The rheumatologist prescribed Naproxen, which made me sick, and did not help with the pain.
Then, I was prescribed Meloxicam/Mobic, which didn't make me ill, but also didn't help with the pain.
A visit to my GP resulted in a repeat prescription for codeine, and that's the way my medication has remained since.
My rheumatologist initially gave me a diagnosis of Juvenile Idiopathic Arthritis, but after the NSAIDs did nothing for me, and my bloodwork failed to show elevated C-reactive protein or SED rate (inflammatory markers) he retracted that diagnosis, and washed his hands of me.
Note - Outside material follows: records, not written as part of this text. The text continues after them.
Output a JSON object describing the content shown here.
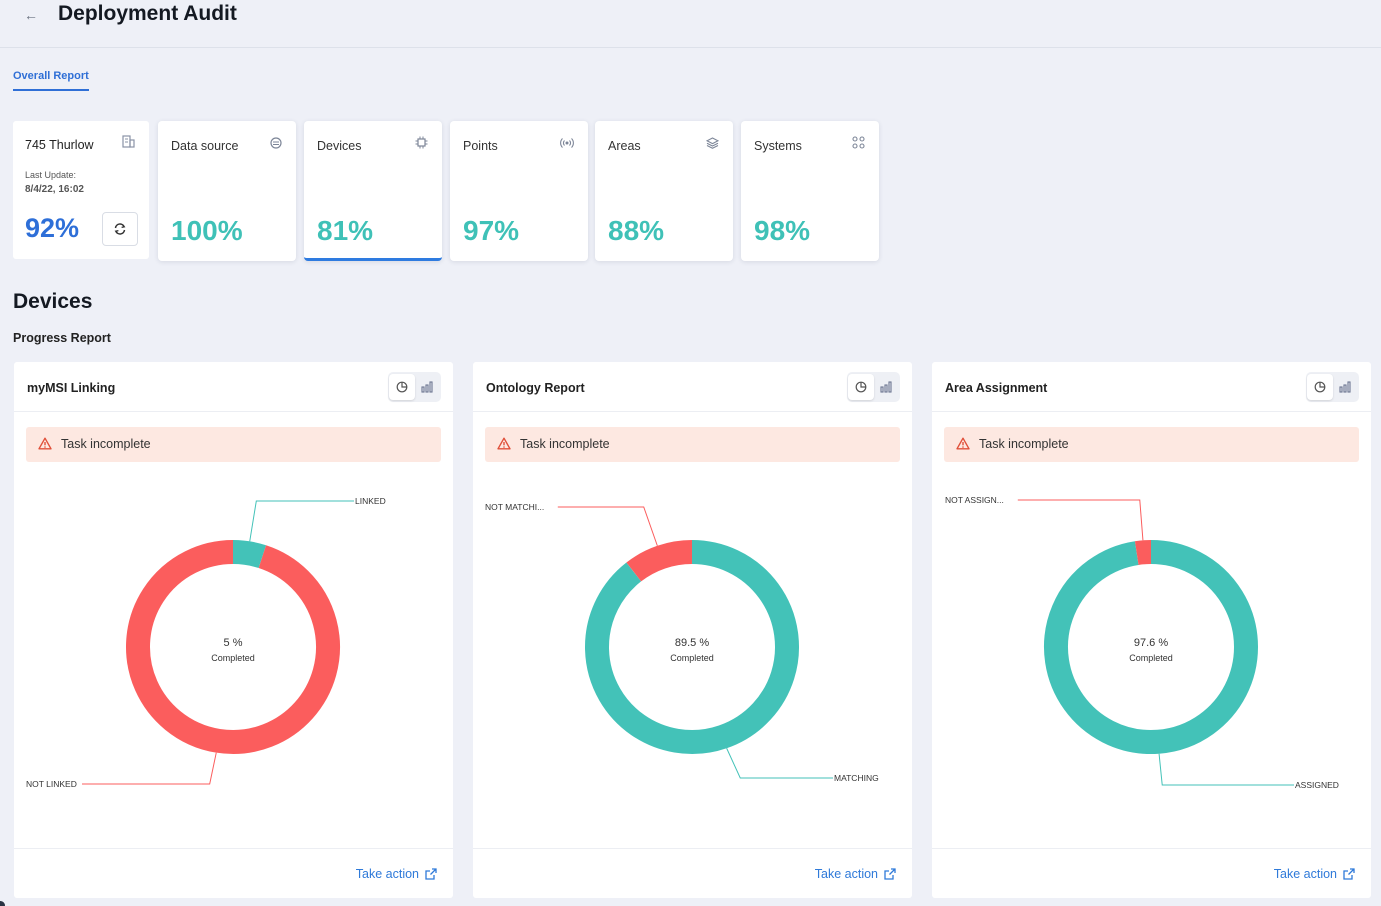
{
  "header": {
    "title": "Deployment Audit"
  },
  "tabs": [
    {
      "label": "Overall Report"
    }
  ],
  "site": {
    "name": "745 Thurlow",
    "last_update_label": "Last Update:",
    "last_update_value": "8/4/22, 16:02",
    "percent": "92%"
  },
  "metrics": [
    {
      "label": "Data source",
      "value": "100%",
      "icon": "database-icon"
    },
    {
      "label": "Devices",
      "value": "81%",
      "icon": "chip-icon"
    },
    {
      "label": "Points",
      "value": "97%",
      "icon": "signal-icon"
    },
    {
      "label": "Areas",
      "value": "88%",
      "icon": "layers-icon"
    },
    {
      "label": "Systems",
      "value": "98%",
      "icon": "grid-nodes-icon"
    }
  ],
  "section": {
    "title": "Devices",
    "subtitle": "Progress Report"
  },
  "colors": {
    "teal": "#43c2b8",
    "red": "#fb5d5d",
    "accent": "#2f6fd6"
  },
  "panels": [
    {
      "title": "myMSI Linking",
      "alert": "Task incomplete",
      "center_value": "5 %",
      "center_label": "Completed",
      "action": "Take action"
    },
    {
      "title": "Ontology Report",
      "alert": "Task incomplete",
      "center_value": "89.5 %",
      "center_label": "Completed",
      "action": "Take action"
    },
    {
      "title": "Area Assignment",
      "alert": "Task incomplete",
      "center_value": "97.6 %",
      "center_label": "Completed",
      "action": "Take action"
    }
  ],
  "chart_data": [
    {
      "type": "pie",
      "title": "myMSI Linking",
      "categories": [
        "LINKED",
        "NOT LINKED"
      ],
      "values": [
        5,
        95
      ],
      "colors": [
        "#43c2b8",
        "#fb5d5d"
      ]
    },
    {
      "type": "pie",
      "title": "Ontology Report",
      "categories": [
        "MATCHING",
        "NOT MATCHI..."
      ],
      "values": [
        89.5,
        10.5
      ],
      "colors": [
        "#43c2b8",
        "#fb5d5d"
      ]
    },
    {
      "type": "pie",
      "title": "Area Assignment",
      "categories": [
        "ASSIGNED",
        "NOT ASSIGN..."
      ],
      "values": [
        97.6,
        2.4
      ],
      "colors": [
        "#43c2b8",
        "#fb5d5d"
      ]
    }
  ]
}
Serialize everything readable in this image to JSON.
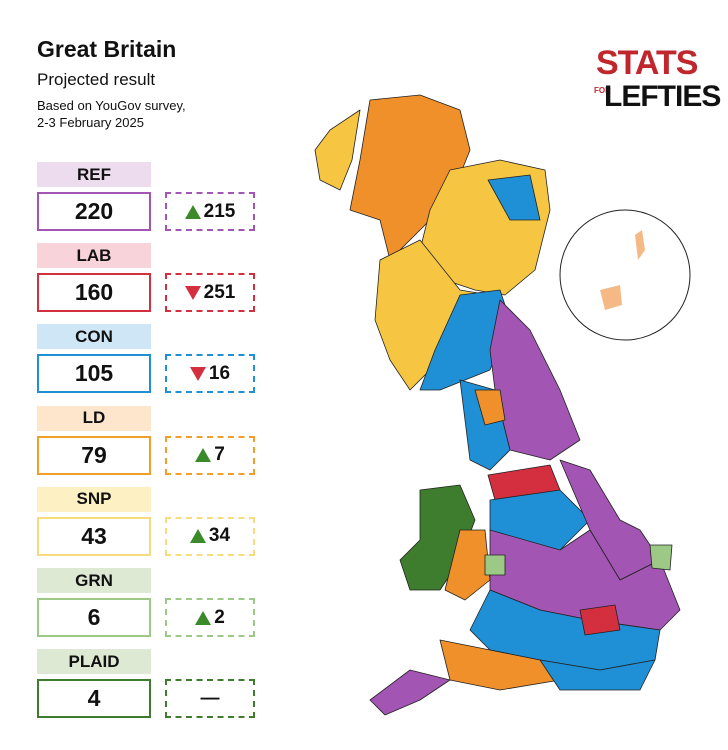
{
  "header": {
    "title": "Great Britain",
    "subtitle": "Projected result",
    "source_line1": "Based on YouGov survey,",
    "source_line2": "2-3 February 2025"
  },
  "logo": {
    "top": "STATS",
    "small": "FOR",
    "bottom": "LEFTIES"
  },
  "parties": [
    {
      "name": "REF",
      "seats": 220,
      "change": 215,
      "direction": "up",
      "color": "#a255b2",
      "label_bg": "#ecdcee"
    },
    {
      "name": "LAB",
      "seats": 160,
      "change": 251,
      "direction": "down",
      "color": "#d32f3f",
      "label_bg": "#f8d3d9"
    },
    {
      "name": "CON",
      "seats": 105,
      "change": 16,
      "direction": "down",
      "color": "#1f8fd6",
      "label_bg": "#cfe6f7"
    },
    {
      "name": "LD",
      "seats": 79,
      "change": 7,
      "direction": "up",
      "color": "#f0a02a",
      "label_bg": "#fde6cc"
    },
    {
      "name": "SNP",
      "seats": 43,
      "change": 34,
      "direction": "up",
      "color": "#f6dc7e",
      "label_bg": "#fdf0c2"
    },
    {
      "name": "GRN",
      "seats": 6,
      "change": 2,
      "direction": "up",
      "color": "#9cc986",
      "label_bg": "#dde9d3"
    },
    {
      "name": "PLAID",
      "seats": 4,
      "change": "—",
      "color": "#3f7d2e",
      "label_bg": "#dde9d3"
    }
  ]
}
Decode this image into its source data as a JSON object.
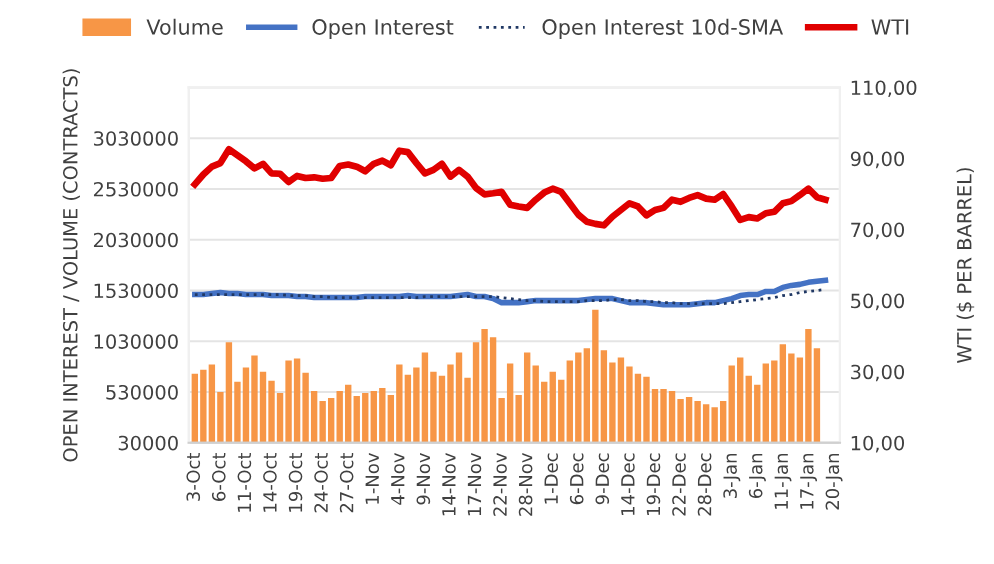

The problem I now face is that the pain is getting much, much worse. It is beginning to limit my mobility and ability.
I do not go a day without pain.
The codeine does not take the pain away, it barely takes the edge off, and the side effects are too bad for me to take much of it - constipation, nausea, drowsiness, rebound headache.

So, here I am. I deal. I realise that because my bloodwork shows nothing of consequence, my rheumatologist is a first-class dick and my family does not support me, visiting my GP would not improve my situation.

However, I have support. I have friends, and I have the Hypermobility Syndrome Association (link to the right). I have chosen to accept that I have what my friends and I refer to as 'Wonky Joints', which is accepted amongst all the people who matter.